As I hit my 220 target early, with almost half a year stretching out before me, I feel that it’s cemented what started when Sam and I embarked on our Fittest by 50 Challenge and started the blog in 2012. The big shift for me during our challenge was to a more internal and personal relationship with fitness. I realize full well, for example, that no one else really cares, nor should they, what I do. This isn’t to say I haven’t felt supported, encouraged, and motivated by the group. It isn’t to say either that I haven’t enjoyed watching the fitness lives of other members — their accomplishments, their routines, the adventurous and exciting things they do. It is to say that, in the end, I do this for myself. And I’ve experienced the benefits in my life.
So the answer to the question, “what now?” actually is, “keep going.” Not to accumulate a higher number (though I will, if I keep reporting in the group), but because it’s now a thing I do that is a positive part of my life.

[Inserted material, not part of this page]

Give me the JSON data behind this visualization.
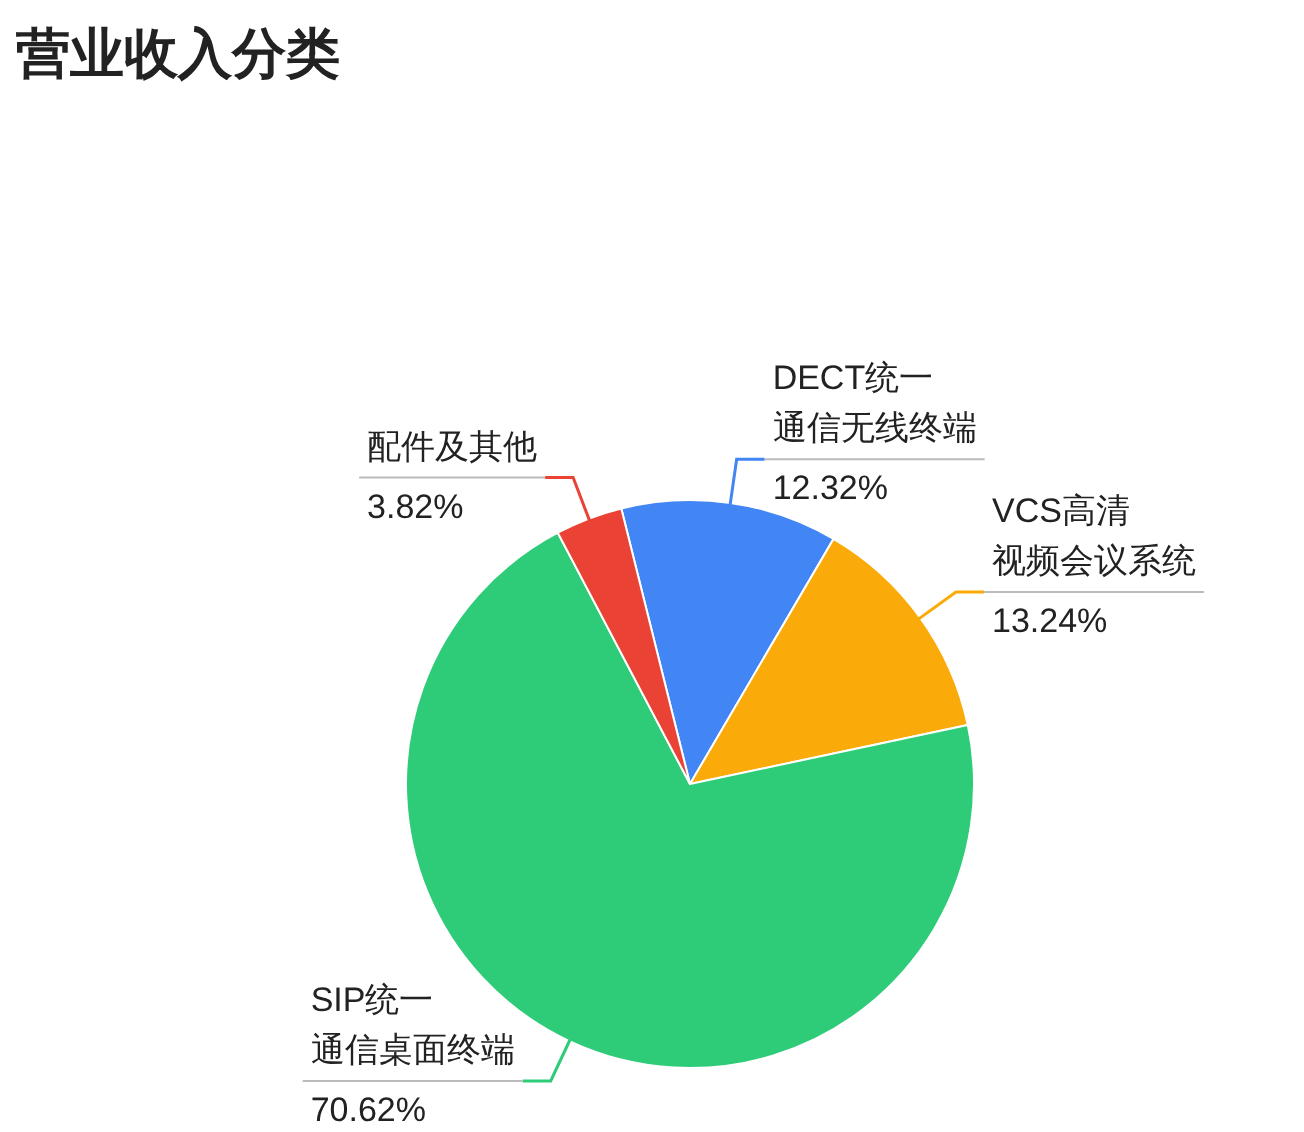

And recognizing that, it makes no sense to stop. I also think it’s pretty awesome, and I’m not going to worry if that makes me sound boasty or whatever, because sometimes I think we are not boasty enough. We minimize things we do that are actually awesome. And since (as noted above) no one else really cares, and since I definitely do care, well…it makes sense for me to regard reaching this fitness milestone about 5 1/2 months early as an actual achievement. [high-fiving myself now despite slight discomfort at what I just said, which discomfort highlights that I’ve internalized the message about how women shouldn’t be self-congratulatory about what they do even though I actually think we should]
So that’s my “challenge group” story for 2020. Do you have one? If so, let us know in the comments how that helps you (or, if you fly solo, why that works best for you).